# AiO Wasserkühlung bei meinem Einbau sinnvoll?



## KRRRTH (27. Mai 2016)

*AiO Wasserkühlung bei meinem Einbau sinnvoll?*

Hey,

ich schwanke derzeit zwischen einer AiO Wasserkühlung (wahrscheinlich die 240er Version von Arctic) und einem normalen Towerlüfter, würde die AiO aber aufgrund der aufgeräumteren Optik vorziehen.

Allerdings möchte ich das Gehäuse nicht nach oben hin auf machen, da sonst zu viel Staub in das Gehäuse gelangt, wenn der Rechner nicht läuft. Ich habe ein Fractal Design Refine S (Bild im Anhang) bei dem ich die Wasserkühlung in der Front anbringen würde. Als Prozessor soll dann ein i7 4790K dienen, welcher auch übertatet werden soll.

Nun habe ich aber das Bedenken, dass wenn die Lüfter die Luft in das Gehäuse ziehen, die Luft im Gehäuse zu warm wird (und sich negativ auf die anderen Komponenten auswirkt). 
Würde es gehen, wenn ich die Lüfter der AiO die Luft aus dem Gehäuse pusten lassen würde (in der Front) und von hinten frische Luft in das Gehäuse ziehe, oder würde das aufgrund der Abdeckung einen Hitzestau verursachen, weil die Luft nicht gut/schnell genug entweichen würde?

Vielen Dank für Eure Hilfe!


----------



## Abductee (27. Mai 2016)

*AW: AiO Wasserkühlung bei meinem Einbau sinnvoll?*

Eine AiO macht bei deinem großen Gehäuse keinen Sinn.
Ich würde wegen der Optik nicht das Lotteriespiel einer leisen Pumpe mitmachen.
Wenn du einen auf schlanken Fuß machen willst, nimm einen schmalen Towerkühler.

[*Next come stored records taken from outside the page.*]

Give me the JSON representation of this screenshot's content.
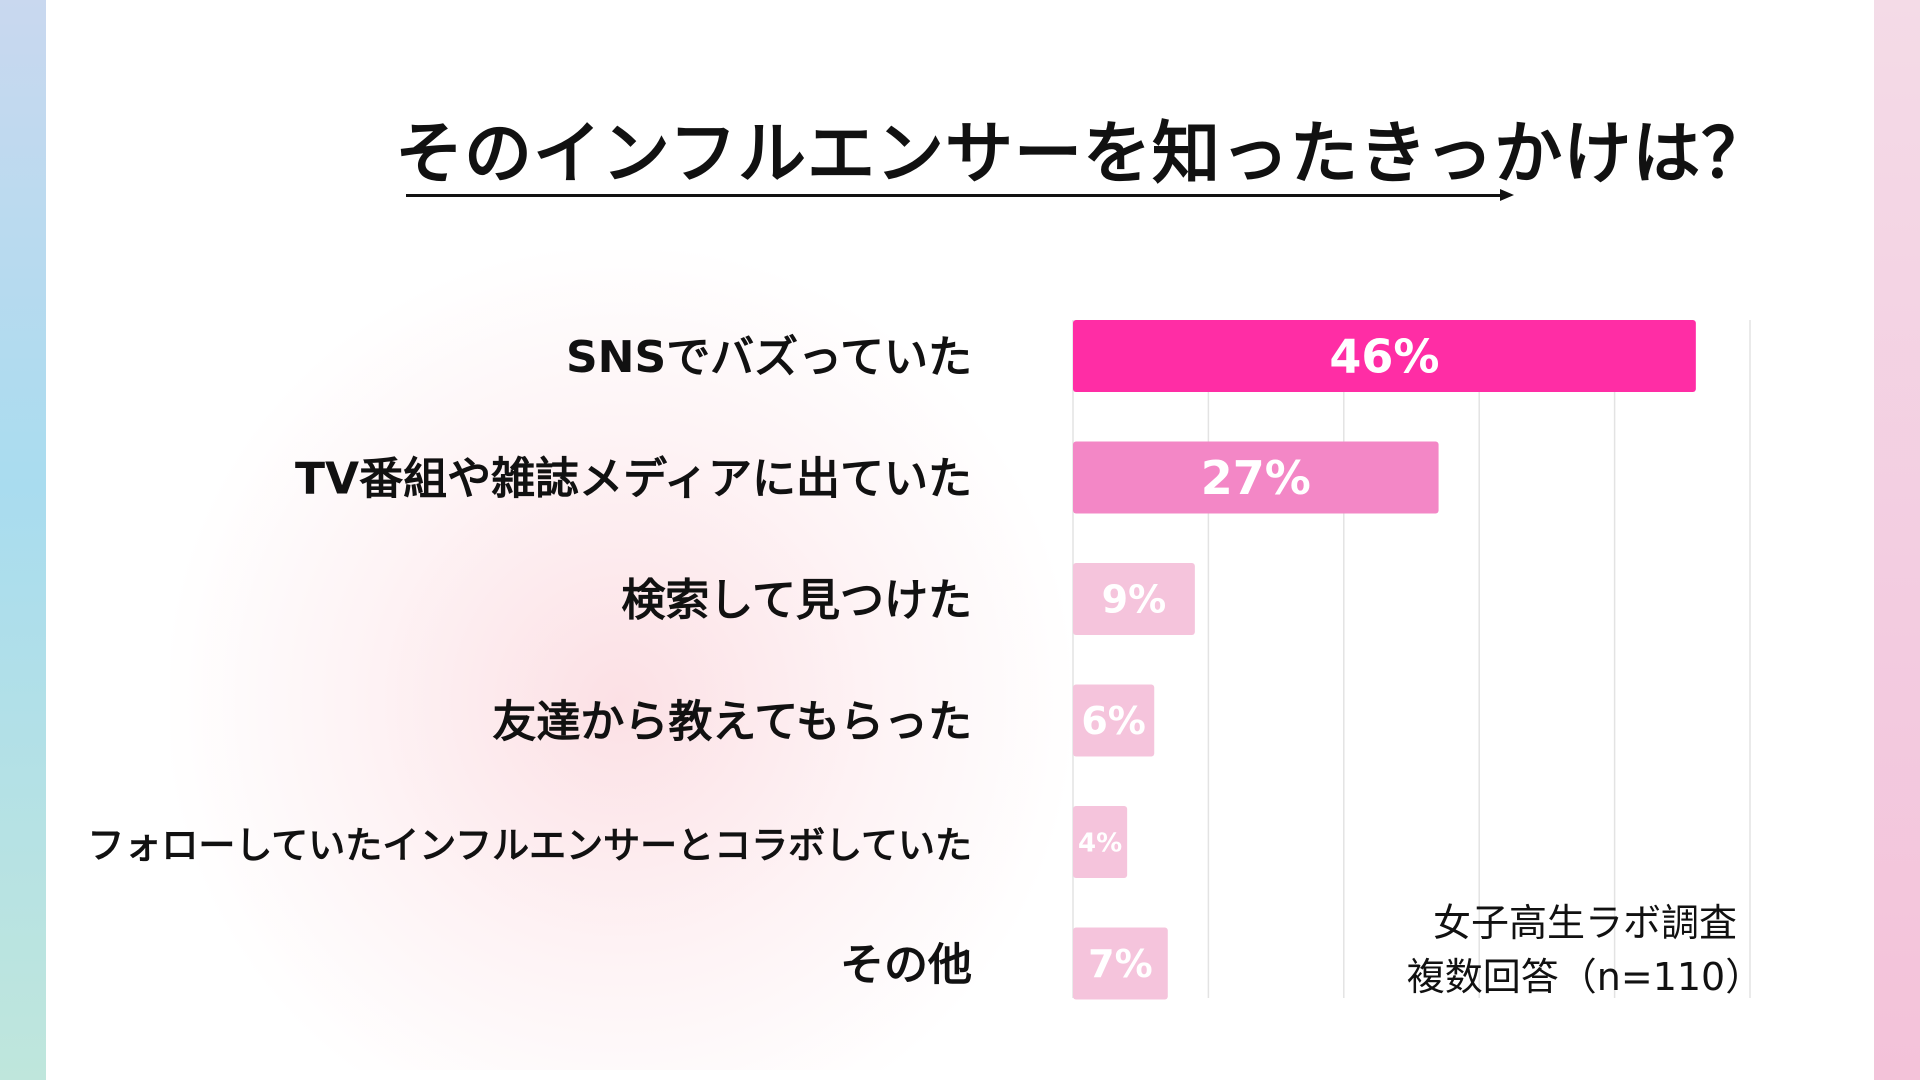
{
  "page": {
    "title": "そのインフルエンサーを知ったきっかけは？",
    "source_line1": "女子高生ラボ調査",
    "source_line2": "複数回答（n=110）"
  },
  "chart_data": {
    "type": "bar",
    "orientation": "horizontal",
    "title": "そのインフルエンサーを知ったきっかけは？",
    "categories": [
      "SNSでバズっていた",
      "TV番組や雑誌メディアに出ていた",
      "検索して見つけた",
      "友達から教えてもらった",
      "フォローしていたインフルエンサーとコラボしていた",
      "その他"
    ],
    "values": [
      46,
      27,
      9,
      6,
      4,
      7
    ],
    "value_labels": [
      "46%",
      "27%",
      "9%",
      "6%",
      "4%",
      "7%"
    ],
    "unit": "%",
    "xlim": [
      0,
      50
    ],
    "grid": true,
    "bar_colors": [
      "#ff2da5",
      "#f387c6",
      "#f5c4dc",
      "#f5c4dc",
      "#f5c4dc",
      "#f5c4dc"
    ],
    "grid_color": "#e3e3e3",
    "label_color": "#ffffff"
  }
}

Noctua NH-U14S Preisvergleich | Geizhals Deutschland


----------



## Dr Bakterius (27. Mai 2016)

*AW: AiO Wasserkühlung bei meinem Einbau sinnvoll?*

Meinst du diesen Tauchsieder? Wenn würde ich da doch eher den Deckel öffnen. Die Schläuche scheinen ja auch nicht gerade lang zu sein und das würde pervers aussehen wenn diese Schläuche so komisch und möglicherweise gespannt zur Front laufen. Ich persönlich wäre ja eher für den gewöhnlichen Luftkühler. Was steckt denn alles im Gehäuse?


----------



## ForrestGump (27. Mai 2016)

*AW: AiO Wasserkühlung bei meinem Einbau sinnvoll?*

Wie weit willste denn den 4790K tackten mit der Kühlung ??


----------



## KRRRTH (27. Mai 2016)

*AW: AiO Wasserkühlung bei meinem Einbau sinnvoll?*

Danke schon mal für Eure Antworten! Ja, genau diesen Tauchsieder meine ich.  

In dem Gehäuse steckt sonst noch ein Gigabyte Z97X Mainboard, eine PCI Wifi Karte und bald eine EVGA 1080 FTW (und zwei Gehäuselüfter).

Wie hoch die CPU getaktet werden soll, habe ich mir noch nicht genau überlegt 4,5 / 4,6 GHz evtl.? Wenn ein Towerlüfter, dann wohl der Be Quiet! Dark Rock Pro 3.


----------



## Dr Bakterius (27. Mai 2016)

*AW: AiO Wasserkühlung bei meinem Einbau sinnvoll?*

Wie weit man kommt kann keiner sagen aber ev würde sich auch der EKL Brocken 2 / PCGH Edition anbieten


----------



## Threshold (28. Mai 2016)

*AW: AiO Wasserkühlung bei meinem Einbau sinnvoll?*



KRRRTH schrieb:


> Danke schon mal für Eure Antworten! Ja, genau diesen Tausender meine ich.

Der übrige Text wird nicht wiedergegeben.